São compreensíveis os paralelos que se vêm fazendo entre os casos dos (ainda) Presidentes Trump e Temer. Estamos, afinal de contas, a falar de dois sistemas políticos presidencialistas com muitas semelhanças, e de dois Presidentes em risco mais ou menos iminente de impeachment. Sendo que tudo isto está a acontecer ao mesmo tempo, perante os olhos atónitos do mundo.
Mas julgo que as coincidências ficam por aqui. A democracia americana é adulta e institucionalizada. Edificada no século XVIII para reinventar a experiência ateniense sob forma representativa, nasceu fortemente influenciada pelo pensamento político liberal, consagrou direitos fundamentais e fez da separação de poderes a sua trincheira contra a tirania. Tem – já o provou várias vezes – instituições e cultura política suficientemente sólidas para lidar com situações extremas. Inclusivamente com a destituição de Presidentes que ameacem o funcionamento do edifício demoliberal. Veremos como acaba esta história. Trump tem ainda os apoios necessários nas duas câmaras do congresso para travar um processo de impeachment. Mas a erosão do apoio público pode criar o incentivo necessário para estimular dissensões no campo republicano.A situação no Brasil dificilmente pode ser mais diferente. A democracia brasileira é muito jovem, a solidez das suas instituições políticas é incomparável com a americana e o caso que agora abala o país não envolve “apenas” um Presidente acusado de corrupção. A torrente de lama que deverá fazer cair Temer – o processo Lava Jato – já salpicou quase toda a classe política brasileira. De Lula a Dilma, passando por boa parte dos aliados e adversários do PT. A verdade, tristíssima, é que estamos perante um problema de corrupção sistémico. E é por ser tão generalizado e sistémico que se cavou um profundo fosso de desconfiança entre a população brasileira e a classe política que deveria representá-la.

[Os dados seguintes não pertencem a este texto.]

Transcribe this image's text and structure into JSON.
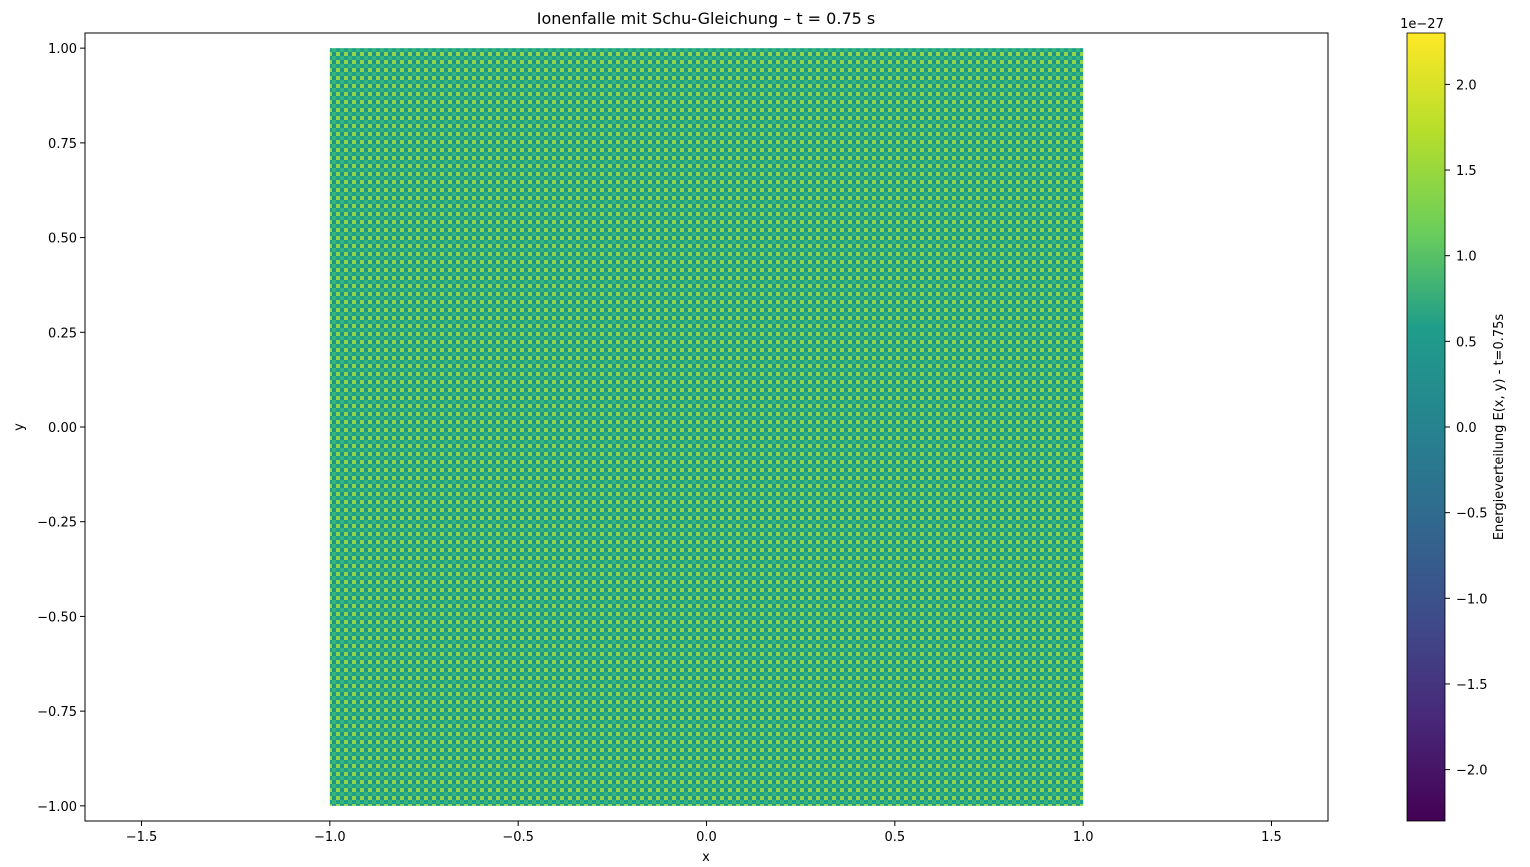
{
  "chart_data": {
    "type": "heatmap",
    "title": "Ionenfalle mit Schu-Gleichung – t = 0.75 s",
    "xlabel": "x",
    "ylabel": "y",
    "xlim": [
      -1.65,
      1.65
    ],
    "ylim": [
      -1.04,
      1.04
    ],
    "x_ticks": [
      -1.5,
      -1.0,
      -0.5,
      0.0,
      0.5,
      1.0,
      1.5
    ],
    "x_tick_labels": [
      "−1.5",
      "−1.0",
      "−0.5",
      "0.0",
      "0.5",
      "1.0",
      "1.5"
    ],
    "y_ticks": [
      1.0,
      0.75,
      0.5,
      0.25,
      0.0,
      -0.25,
      -0.5,
      -0.75,
      -1.0
    ],
    "y_tick_labels": [
      "1.00",
      "0.75",
      "0.50",
      "0.25",
      "0.00",
      "−0.25",
      "−0.50",
      "−0.75",
      "−1.00"
    ],
    "data_extent": {
      "x": [
        -1.0,
        1.0
      ],
      "y": [
        -1.0,
        1.0
      ]
    },
    "data_appearance": "fine checkerboard of values alternating roughly between 0.5e-27 and 1.5e-27 (green tones) across the whole square",
    "grid": false,
    "colorbar": {
      "label": "Energieverteilung E(x, y) - t=0.75s",
      "scale_text": "1e−27",
      "range": [
        -2.3,
        2.3
      ],
      "ticks": [
        2.0,
        1.5,
        1.0,
        0.5,
        0.0,
        -0.5,
        -1.0,
        -1.5,
        -2.0
      ],
      "tick_labels": [
        "2.0",
        "1.5",
        "1.0",
        "0.5",
        "0.0",
        "−0.5",
        "−1.0",
        "−1.5",
        "−2.0"
      ],
      "colormap": "viridis",
      "colormap_stops": [
        "#440154",
        "#482777",
        "#3f4a8a",
        "#31678e",
        "#26838f",
        "#1f9d8a",
        "#6cce5a",
        "#b6de2b",
        "#fee825"
      ]
    },
    "pattern_colors": [
      "#1f9e89",
      "#35b779",
      "#8fd744",
      "#21918c"
    ]
  }
}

Ao ponto de não ser muito crível que um simples processo de impeachment – que não conduzirá, nos termos constitucionais, às “diretas já” – possa aplacar a fúria das ruas. Sendo que mesmo uma resignação de Temer abre a porta a soluções salvíficas (de tipo populista ou justicialista) que são de molde a assustar todos quantos se interessem minimamente por história.

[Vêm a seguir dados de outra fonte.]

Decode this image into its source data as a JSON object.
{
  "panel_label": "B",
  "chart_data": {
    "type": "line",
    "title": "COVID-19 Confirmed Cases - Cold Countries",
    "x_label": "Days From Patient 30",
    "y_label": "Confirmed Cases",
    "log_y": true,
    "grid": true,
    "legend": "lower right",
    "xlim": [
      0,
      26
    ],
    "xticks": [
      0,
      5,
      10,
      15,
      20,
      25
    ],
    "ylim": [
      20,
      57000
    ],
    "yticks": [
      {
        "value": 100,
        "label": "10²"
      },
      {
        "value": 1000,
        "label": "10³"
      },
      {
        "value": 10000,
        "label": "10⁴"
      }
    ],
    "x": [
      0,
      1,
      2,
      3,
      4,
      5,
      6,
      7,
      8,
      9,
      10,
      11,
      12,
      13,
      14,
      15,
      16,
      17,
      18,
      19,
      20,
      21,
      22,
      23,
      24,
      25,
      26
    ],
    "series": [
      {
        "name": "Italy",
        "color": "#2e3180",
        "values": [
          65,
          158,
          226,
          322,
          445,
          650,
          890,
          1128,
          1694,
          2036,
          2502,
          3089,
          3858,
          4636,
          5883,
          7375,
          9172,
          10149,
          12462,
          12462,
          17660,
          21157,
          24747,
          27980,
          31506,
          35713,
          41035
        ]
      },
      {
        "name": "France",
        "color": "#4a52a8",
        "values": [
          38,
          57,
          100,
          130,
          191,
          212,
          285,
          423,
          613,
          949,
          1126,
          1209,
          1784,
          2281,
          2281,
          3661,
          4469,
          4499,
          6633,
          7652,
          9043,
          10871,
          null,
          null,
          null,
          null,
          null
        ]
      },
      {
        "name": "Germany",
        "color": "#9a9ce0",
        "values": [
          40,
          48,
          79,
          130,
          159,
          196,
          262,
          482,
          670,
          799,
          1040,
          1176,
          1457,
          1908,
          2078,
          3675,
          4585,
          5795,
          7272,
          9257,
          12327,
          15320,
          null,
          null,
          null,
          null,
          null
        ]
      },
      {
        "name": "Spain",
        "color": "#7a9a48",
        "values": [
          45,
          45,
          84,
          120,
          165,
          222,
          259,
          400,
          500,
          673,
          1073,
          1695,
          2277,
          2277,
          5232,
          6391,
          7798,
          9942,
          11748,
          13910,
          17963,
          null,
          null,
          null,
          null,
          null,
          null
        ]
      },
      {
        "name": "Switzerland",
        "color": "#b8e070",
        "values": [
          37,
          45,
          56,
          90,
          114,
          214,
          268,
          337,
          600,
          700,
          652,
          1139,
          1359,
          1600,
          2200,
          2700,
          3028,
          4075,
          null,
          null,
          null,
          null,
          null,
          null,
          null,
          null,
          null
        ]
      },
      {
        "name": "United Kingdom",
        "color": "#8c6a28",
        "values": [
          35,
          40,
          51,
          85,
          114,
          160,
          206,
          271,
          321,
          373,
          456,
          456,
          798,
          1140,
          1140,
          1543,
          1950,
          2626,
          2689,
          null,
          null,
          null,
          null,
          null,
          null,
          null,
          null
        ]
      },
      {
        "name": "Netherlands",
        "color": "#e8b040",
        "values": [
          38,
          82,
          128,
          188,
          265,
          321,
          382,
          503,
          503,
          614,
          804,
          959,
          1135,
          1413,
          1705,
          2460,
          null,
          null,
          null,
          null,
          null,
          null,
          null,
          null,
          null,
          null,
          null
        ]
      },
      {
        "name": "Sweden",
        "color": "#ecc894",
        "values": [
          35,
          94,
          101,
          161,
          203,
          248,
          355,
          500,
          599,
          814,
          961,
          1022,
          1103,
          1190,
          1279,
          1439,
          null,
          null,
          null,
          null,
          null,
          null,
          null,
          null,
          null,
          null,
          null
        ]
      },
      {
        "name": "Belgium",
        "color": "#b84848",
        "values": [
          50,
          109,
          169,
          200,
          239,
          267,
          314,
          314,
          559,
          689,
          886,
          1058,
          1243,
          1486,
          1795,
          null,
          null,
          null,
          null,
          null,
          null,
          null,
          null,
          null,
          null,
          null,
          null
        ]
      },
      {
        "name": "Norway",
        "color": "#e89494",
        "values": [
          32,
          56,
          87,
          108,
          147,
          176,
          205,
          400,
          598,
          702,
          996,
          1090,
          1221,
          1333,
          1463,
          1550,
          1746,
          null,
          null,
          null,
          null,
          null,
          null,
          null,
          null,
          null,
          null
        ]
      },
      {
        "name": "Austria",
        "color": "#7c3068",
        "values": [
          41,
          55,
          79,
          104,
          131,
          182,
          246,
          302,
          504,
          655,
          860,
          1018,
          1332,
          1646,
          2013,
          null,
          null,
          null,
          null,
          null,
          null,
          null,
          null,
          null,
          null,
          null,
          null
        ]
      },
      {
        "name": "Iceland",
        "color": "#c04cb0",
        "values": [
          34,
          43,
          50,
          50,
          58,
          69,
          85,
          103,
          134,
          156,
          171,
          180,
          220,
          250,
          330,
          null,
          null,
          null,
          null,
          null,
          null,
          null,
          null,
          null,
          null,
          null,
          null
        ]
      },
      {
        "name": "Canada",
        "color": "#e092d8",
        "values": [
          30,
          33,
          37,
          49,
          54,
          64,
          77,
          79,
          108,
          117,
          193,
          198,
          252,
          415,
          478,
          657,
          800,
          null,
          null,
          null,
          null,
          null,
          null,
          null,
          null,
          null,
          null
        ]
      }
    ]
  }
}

Ao contrário do que se passa nos EUA onde, estou disso firmemente convencido, o sistema acabará por gerar os anticorpos necessários para expulsar a “anomalia Trump” se a escalada prosseguir, no Brasil a questão é a de saber como e quem fará a reconstrução de um edifício político que está irremediavelmente podre. Com a Câmara dos deputados e o Senado enxameados de políticos enlameados pela investigação do Lava Jato, é compreensível o ceticismo em relação a uma regeneração vinda de dentro. Mas as soluções “de fora” são, por definição, soluções revolucionárias de consequências imprevisíveis. Uma estrada perigosa, to say the least.
O peso e a importância dos EUA e do Brasil no mundo são incomparáveis. Mas aquilo que se passa a norte é uma constipação do sistema. A Sul é todo um edifício político que ameaça ruir.